На полу лежала большая фотография Мерилин Монро с заголовком над ней: «СМОЖЕТ ЛИ пАРИж ОБОЙТИсь без этой БЕЙБи?» А под снимком множеством разных шрифтов шла подпись:
«Вяло течет по жилам кровь? ПОРА ОБСУДИТЬ ЦЕНЫ ЛЕТНЕГО ОТДЫХА! АЙК ВЫРАЖАЕТ „ОБЕСПОКОЕННОСТЬ“, КОГДА тысячи людей спасаются бегством от городской жары; ФБР объединяет силы с полицией штата, чтобы ЛЕТАТЬ САМОЛЕТАМИ „ЭР ФРАНС“».
– Занятно, – сказал Джон.
– Ну, это не самая удачная из моих комбинаций. Сейчас я составлю кое-что лучше. Минутку.
Музыка Фрэнсиса становилась все громче, вводя самого исполнителя в подобие транса. Из-за усилий, прилагаемых к пению, из его горла вылетели два сгустка мокроты, но он сумел на лету поймать их тыльными сторонами ладоней, при этом не сбившись с ритма.

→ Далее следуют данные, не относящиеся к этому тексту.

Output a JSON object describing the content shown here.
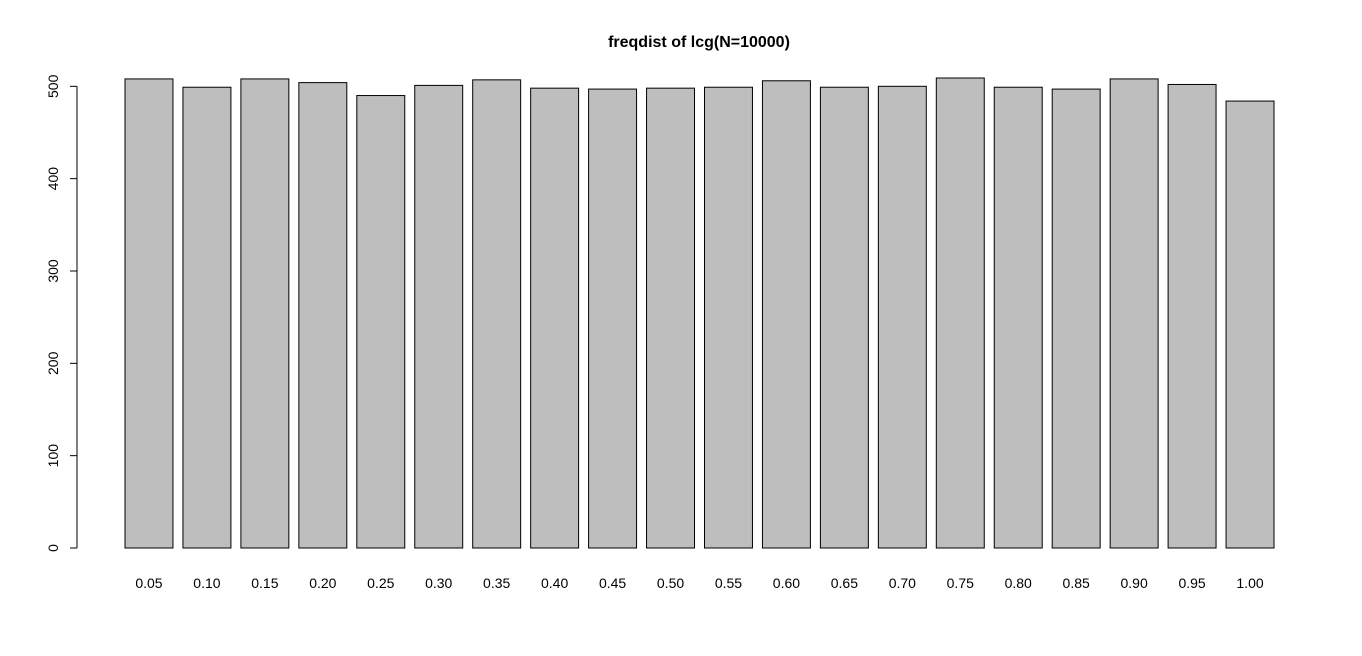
{
  "chart_data": {
    "type": "bar",
    "title": "freqdist of lcg(N=10000)",
    "xlabel": "",
    "ylabel": "",
    "categories": [
      "0.05",
      "0.10",
      "0.15",
      "0.20",
      "0.25",
      "0.30",
      "0.35",
      "0.40",
      "0.45",
      "0.50",
      "0.55",
      "0.60",
      "0.65",
      "0.70",
      "0.75",
      "0.80",
      "0.85",
      "0.90",
      "0.95",
      "1.00"
    ],
    "values": [
      508,
      499,
      508,
      504,
      490,
      501,
      507,
      498,
      497,
      498,
      499,
      506,
      499,
      500,
      509,
      499,
      497,
      508,
      502,
      484
    ],
    "yticks": [
      0,
      100,
      200,
      300,
      400,
      500
    ],
    "ylim": [
      0,
      509
    ],
    "grid": false,
    "legend": "none",
    "colors": {
      "bar_fill": "#bebebe",
      "bar_stroke": "#000000",
      "axis": "#000000"
    }
  }
}
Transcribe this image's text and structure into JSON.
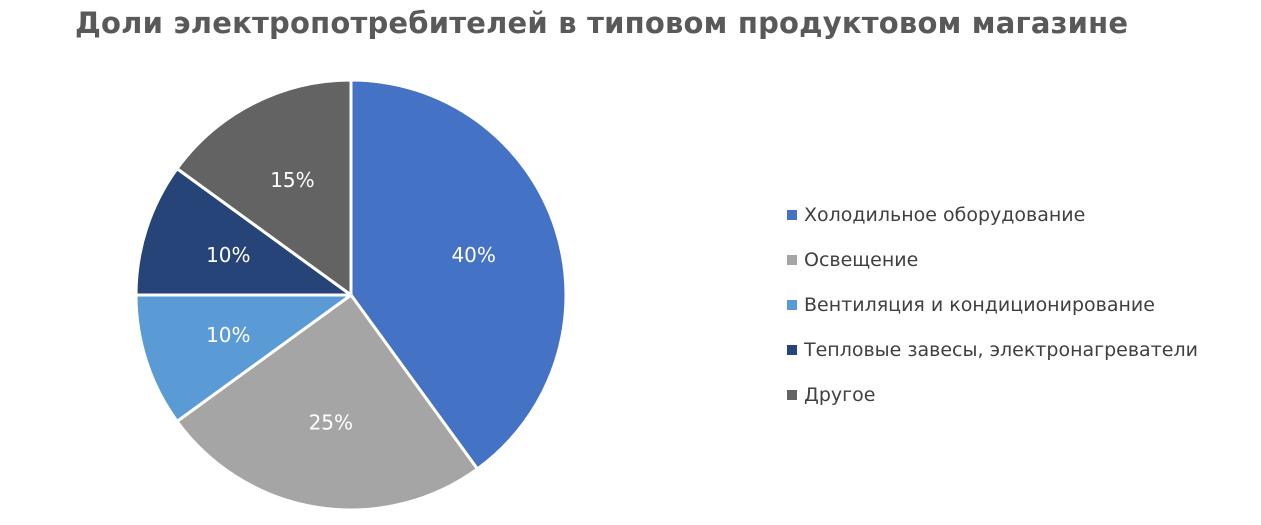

– Мистер Уайлдер! – позвал из коридора Чарли.
Он цепко держал за локоть Спивака – то ли его подбадривая, то ли сдерживая, – а Спивак сердито щурился и так бурно дышал носом, что голова его слегка дергалась при каждом вдохе.
– Мистер Уайлдер, – сказал Чарли, – доктор Спивак будет рад, если вы составите ему компанию за ужином этим вечером.
– Ладно, ты можешь сидеть за столом рядом со мной, – сказал Спивак, когда они вместе вошли в душное помещение столовой. – Но больше не задавай мне вопросов. И вообще чтоб никакой гребаной болтовни, усекаешь?
Воскресным утром Уайлдер был вырублен.